Commercial Real Estate Brokers – Locating Your New Real Estate Office

In commercial real estate it is best to locate your office in the heart of the market that you serve or want to serve.  Choose the right town and suburb location that has growth and opportunity.  Assess the competition as part of that analysis so you are not fighting an uphill battle with other agents without knowing what they are doing and why they are successful.

That then helps your clients and prospects identify with the properties that you specialize in.  It directly follows that the city or town of location should have a vibrant business community and plenty of investors for you to act for.  Do your research to make sure you have plenty of both groups in your location.

What do you need for your real estate office?

Whilst you don’t really need a ‘shop front’ for the business (a ‘shop front’ would be more typical of a residential real estate office), you should consider an office location that is easy to find and positioned in a recognized business precinct.  Choose the location that you can afford from a rental perspective, taking into account base rent, rent reviews, outgoings, signage rights, and car parking charges.  Understand the cost of having an office and then build your business into that costing process.

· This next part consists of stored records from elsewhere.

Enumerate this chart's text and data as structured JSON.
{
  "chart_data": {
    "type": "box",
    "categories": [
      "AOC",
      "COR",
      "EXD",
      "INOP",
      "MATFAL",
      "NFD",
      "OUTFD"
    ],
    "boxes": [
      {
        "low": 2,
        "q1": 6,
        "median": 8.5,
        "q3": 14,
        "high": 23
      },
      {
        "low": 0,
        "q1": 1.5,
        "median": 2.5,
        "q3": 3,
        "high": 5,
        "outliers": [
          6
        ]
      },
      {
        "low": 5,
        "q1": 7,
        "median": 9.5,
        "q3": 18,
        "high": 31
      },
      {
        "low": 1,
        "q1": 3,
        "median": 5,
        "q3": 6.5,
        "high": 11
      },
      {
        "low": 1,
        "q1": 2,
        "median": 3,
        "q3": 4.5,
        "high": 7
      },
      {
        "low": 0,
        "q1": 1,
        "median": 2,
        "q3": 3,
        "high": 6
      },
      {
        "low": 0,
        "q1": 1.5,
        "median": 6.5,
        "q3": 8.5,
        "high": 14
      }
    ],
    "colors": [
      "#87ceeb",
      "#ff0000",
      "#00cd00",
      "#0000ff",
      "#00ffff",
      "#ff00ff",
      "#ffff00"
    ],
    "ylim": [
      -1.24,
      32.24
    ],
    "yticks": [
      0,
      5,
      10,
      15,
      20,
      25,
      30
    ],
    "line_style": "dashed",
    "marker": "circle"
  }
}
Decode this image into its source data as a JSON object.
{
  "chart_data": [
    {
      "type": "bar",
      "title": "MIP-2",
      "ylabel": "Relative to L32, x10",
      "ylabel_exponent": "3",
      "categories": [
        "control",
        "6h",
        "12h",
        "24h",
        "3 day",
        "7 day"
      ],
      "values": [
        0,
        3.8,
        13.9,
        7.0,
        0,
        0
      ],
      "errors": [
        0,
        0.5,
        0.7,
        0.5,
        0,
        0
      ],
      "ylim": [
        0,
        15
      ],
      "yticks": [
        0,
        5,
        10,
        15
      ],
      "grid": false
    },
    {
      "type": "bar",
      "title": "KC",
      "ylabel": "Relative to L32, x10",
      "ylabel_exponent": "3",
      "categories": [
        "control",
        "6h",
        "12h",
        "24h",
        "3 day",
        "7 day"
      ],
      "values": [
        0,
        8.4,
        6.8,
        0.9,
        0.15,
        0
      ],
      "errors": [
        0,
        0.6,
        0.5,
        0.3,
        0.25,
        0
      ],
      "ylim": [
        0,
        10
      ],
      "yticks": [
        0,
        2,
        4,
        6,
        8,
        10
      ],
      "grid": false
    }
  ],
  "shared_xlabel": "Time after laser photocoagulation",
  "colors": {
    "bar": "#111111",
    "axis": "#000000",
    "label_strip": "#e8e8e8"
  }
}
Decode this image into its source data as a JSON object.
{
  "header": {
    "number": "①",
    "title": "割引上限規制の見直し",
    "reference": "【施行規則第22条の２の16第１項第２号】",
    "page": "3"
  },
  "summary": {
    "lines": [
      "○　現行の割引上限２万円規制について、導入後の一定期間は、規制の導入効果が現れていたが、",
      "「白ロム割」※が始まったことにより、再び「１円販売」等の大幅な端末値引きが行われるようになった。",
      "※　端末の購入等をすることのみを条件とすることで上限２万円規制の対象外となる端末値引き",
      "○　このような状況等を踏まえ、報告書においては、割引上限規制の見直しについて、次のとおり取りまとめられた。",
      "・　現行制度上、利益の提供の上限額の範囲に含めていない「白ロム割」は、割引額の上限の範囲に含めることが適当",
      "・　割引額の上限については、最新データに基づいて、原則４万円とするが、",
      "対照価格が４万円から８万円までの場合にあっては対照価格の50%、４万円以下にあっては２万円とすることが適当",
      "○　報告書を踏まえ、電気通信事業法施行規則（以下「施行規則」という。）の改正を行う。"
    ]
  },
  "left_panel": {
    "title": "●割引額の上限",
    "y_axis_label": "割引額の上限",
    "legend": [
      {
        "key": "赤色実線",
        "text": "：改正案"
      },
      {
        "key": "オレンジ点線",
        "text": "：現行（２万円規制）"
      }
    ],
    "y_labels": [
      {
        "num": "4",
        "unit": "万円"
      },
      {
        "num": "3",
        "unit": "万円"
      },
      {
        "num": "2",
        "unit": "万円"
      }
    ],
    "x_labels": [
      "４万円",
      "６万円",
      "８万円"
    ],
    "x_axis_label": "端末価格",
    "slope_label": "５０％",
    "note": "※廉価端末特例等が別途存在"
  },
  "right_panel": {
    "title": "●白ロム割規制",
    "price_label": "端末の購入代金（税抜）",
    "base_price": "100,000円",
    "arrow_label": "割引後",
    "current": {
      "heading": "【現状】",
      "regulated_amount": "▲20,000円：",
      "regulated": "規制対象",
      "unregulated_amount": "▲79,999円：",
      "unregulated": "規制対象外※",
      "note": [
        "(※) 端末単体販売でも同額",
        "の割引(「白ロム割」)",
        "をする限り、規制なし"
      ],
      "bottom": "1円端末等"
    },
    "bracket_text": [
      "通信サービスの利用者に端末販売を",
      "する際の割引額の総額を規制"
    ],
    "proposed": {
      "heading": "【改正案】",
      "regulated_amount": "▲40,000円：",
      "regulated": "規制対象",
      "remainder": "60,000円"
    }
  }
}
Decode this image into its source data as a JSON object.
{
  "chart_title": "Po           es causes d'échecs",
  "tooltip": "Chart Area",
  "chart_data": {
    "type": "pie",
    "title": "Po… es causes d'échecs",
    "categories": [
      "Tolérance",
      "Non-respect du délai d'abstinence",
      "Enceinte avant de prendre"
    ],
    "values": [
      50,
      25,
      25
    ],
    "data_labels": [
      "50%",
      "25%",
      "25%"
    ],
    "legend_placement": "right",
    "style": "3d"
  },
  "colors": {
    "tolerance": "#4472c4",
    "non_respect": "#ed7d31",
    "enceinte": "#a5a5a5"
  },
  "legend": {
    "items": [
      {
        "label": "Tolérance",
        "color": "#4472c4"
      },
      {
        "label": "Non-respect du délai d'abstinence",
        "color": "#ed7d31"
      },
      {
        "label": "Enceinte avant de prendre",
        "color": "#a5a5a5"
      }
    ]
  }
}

Merge your occupancy costs into a business plan for the office.  Get a lease term that gives you predicable business stability for at least 5 years, and if possible with the capability of handling the expansion factors that you expect.

Office Location Checklist

So what other things do you need to think about?  Understand the stakeholders involved in the real estate office operations and decide how you will serve them most effectively.  Consider the pressures and strategies of marketing the business and the properties that you are going to list.   Here are a few things to think about:

  • Customers – How easy is it for your customers to find the office? Car parking and signage rights on the building will have an important part to play in the ultimate property location for your real estate business.
  • Landlords – Local landlords use local real estate agents predominantly to handle properties under management. That is why it is so important to be located in your business zone.
  • Office branding – If you are part of a franchise group or larger real estate organization, the office branding, colors, and logo will need to be featured across your shop or office location. It takes about $15,000 of hard earned cash to paint out a medium sized real estate office ready for business.
  • Signage approvals – Make sure that you can get local council approvals for the signage that you require. If you are renting premises as part of running your business then the landlord will have approval processes and make good provisions in the lease talking about how you should deal with signage approvals.  Those factors should be fully explored before you commit to the lease.
  • Tenants -New and prospective tenants relate to the location from an inquiry perspective. You will be talking with tenants constantly if you have a leasing and property management focus in your business.  Ensure that your office is easy for tenants to find, pay the rent, and make inquiries about vacant premises.  They must see you as the local specialist commercial real estate agent.
  • Business owners – When local business owners are looking for property help, they invariably use agents from the general location. You can and should market your real estate services to local businesses through signage, flyers, direct mail, cold calling, and a website identity that is ‘location’ related.  For example it is important that you have a blog or website that speaks to the location and property type such as yourtown.com or bigtowncommercial.com.  Whilst you may have a main website that is franchise name or brand focused, get another website that speaks to properties and listings locally.  People inquiring about property relate to the location first, the property type second, and then perhaps an agency name third.  That is how the search engines will look at your identity and so all of your online marketing strategies should be built around that logic and approach.
  • Sales and Leasing Staff – What will the sales and leasing team need from an access and activity perspective? The members of the team will come and go at all times of the business day as they interact with clients, listings, and inspections.  Access and car parking around your office needs to be good.  How easy should it be for the team and the ‘commission generating’ sales and leasing people to move in and out of the office at all times of day?  What if they have to access the office out of hours?  Is there sufficient security to protect your staff and clients as they go around their business?
  • Property Management Staff – Your property management team will require efficient office space to work from where they can  concentrate on getting the work done with accuracy.  They don’t need to be near other parts of the business as they are autonomous and create their own work-space and business systems.  In saying that they will need a good computer network and filing systems for property files and records.
  • Administrative staff – The support team in your office will back up the activities of the sales and leasing team. They also will need car parking onsite, adequate business communication systems, office equipment, and a safe and secure workplace.  Plan your office layout accordingly.

 

When you consider the different stakeholders, you can see how the ‘jigsaw puzzle’ of office functions and resources starts to come together.  A good real estate office should be planned in every respect and the location issues are part of that.